We worked on communications this week-end. Master Node (Mega 2560 in the center) sends via I2C the Voltage level to the Uno running the TFT Touchscreen that will be mounted in the dashboard.
The Master Node now can also receive via one of it’s hardware Serial Port Amperage level data from the Mega2560 on the left (stand-in for Leaf Maple).
Next step is to figure out how to send both Amperage & Voltage via I2C and extract both data points. Then RPM data can be added to the data stream.
Software, Software, & more Software.
This was a Software week-end and we are proud to report that after much discussion & collaborative effort, we have produced our own Power Scaling function that returns an integer based on 6 floats fed to it.
It is much smaller & more efficient than the Arduino fscale function that inspired us, combines all the functionality of scale with power & reverse power (x exponent y & x exponent 1/y) and should do our work just fine in driving these 6 MOSFETs of our Sanderson Dynamic Drive 2.0
P.S. We are down to only 1 array and we are using only 120 samples of pi now.
3 Phases of AC Power at 120 samples.
In our new code, we are actually using only 2 arrays (one for Sine High & one for Sine Low), each having a total of 180 samples. The Leaf Maple seems to have no problem at all doing the math to interpolate the B & C phases on the fly. Could it actually also calculate PI for all 3 phases on the fly??? I guess we will need to find out…
While the behavior of the Sanderson Drive 2.0 may not have changed much in the last few days, tonight marks a change in the software code that reduces by a significant amount both the length of the code (number of lines of program) and the space of the code (quantity of variables/arrays). Both of these factors contribute to more efficient software that is easier to read & comprehend/troubleshoot.
After a few Ubuntu (Linux) IDE issues on 1 laptop, we moved to a good old Win XP laptop running the original Leaf Maple IDE and successes were quick & progressive.
Very soon, we needed to add a second 12 Volts Battery to the 3 Phase AC Motor as it was running out of steam with our modified code.
A lot still needs to be done to our sketch before we can drive the Electric Truck to the store, but we are already feeling the day will soon come.
Successful evening! Watch James describe the Sanderson Dynamic Drive 2.0 PCB & its operation.
Moving up in Voltages as lower voltage tests are successful. We are now driving the 3 phase AC motor through our IGBTs using one 12 Volt battery only.

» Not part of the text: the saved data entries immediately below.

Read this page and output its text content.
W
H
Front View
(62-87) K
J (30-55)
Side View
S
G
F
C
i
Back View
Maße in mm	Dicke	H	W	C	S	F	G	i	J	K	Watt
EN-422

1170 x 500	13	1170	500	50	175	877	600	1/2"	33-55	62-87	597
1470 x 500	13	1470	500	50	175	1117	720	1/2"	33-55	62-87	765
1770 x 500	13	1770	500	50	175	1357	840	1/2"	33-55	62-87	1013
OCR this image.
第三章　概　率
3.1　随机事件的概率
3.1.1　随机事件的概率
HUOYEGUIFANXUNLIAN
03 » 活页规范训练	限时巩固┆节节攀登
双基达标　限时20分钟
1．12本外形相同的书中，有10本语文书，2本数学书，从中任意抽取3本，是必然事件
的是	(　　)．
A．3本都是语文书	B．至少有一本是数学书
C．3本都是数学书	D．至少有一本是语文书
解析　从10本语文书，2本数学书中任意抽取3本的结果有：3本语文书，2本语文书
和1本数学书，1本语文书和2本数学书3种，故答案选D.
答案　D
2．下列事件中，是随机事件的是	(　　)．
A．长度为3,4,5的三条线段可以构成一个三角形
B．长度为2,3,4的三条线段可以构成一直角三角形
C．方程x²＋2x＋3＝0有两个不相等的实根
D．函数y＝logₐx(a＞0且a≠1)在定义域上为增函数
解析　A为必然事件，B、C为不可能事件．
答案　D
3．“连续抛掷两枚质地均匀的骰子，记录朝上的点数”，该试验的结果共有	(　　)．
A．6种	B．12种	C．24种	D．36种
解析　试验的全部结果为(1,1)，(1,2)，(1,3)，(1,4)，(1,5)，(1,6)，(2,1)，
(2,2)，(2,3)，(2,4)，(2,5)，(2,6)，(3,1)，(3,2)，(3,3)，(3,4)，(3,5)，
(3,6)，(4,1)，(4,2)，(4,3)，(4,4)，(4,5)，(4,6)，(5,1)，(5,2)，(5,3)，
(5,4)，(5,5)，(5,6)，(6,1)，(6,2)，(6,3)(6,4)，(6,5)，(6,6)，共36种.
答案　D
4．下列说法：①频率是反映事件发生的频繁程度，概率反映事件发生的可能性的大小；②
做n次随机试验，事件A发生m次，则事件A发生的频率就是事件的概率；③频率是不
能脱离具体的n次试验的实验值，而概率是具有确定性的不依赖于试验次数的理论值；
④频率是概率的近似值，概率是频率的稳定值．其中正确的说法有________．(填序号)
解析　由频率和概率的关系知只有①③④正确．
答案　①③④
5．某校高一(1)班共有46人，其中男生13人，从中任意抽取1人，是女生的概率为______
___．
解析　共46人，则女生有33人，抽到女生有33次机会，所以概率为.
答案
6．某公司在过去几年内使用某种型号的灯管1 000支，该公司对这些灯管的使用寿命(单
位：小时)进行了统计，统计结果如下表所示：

Home made Transformer finally mounted on our home made PCB. With a 9 Volt battery to power the Leaf Maple & a 9 Volt battery to power the AC Motor, we are running the initial integration tests for the Sanderson Drive 2.0 starting with inexpensive MOSFETs to preserve our IGBTs.
Now that our transformer is finally all wound up & completed, it’s time to apply some power to our Sanderson Dynamic Drive Leaf Maple Shield and start testing voltages to make sure it’s behaving properly.
So far so good… We are one step closer to Integration testing with an actual 3 phase AC motor…
Sorry, not much blogging over the holidays, we both had quality time in our respective families.
This is our User Interface Prototype for the 2.0 Sanderson Dynamic Drive.
It’s getting close to integration time.
It already operates using I2C communications between the Arduino UNO running the Touchscreen TFT LCD and the Mega feeding the values and controlling the Leaf Maple 32 bit (which is integrated on our custom Motor Shield).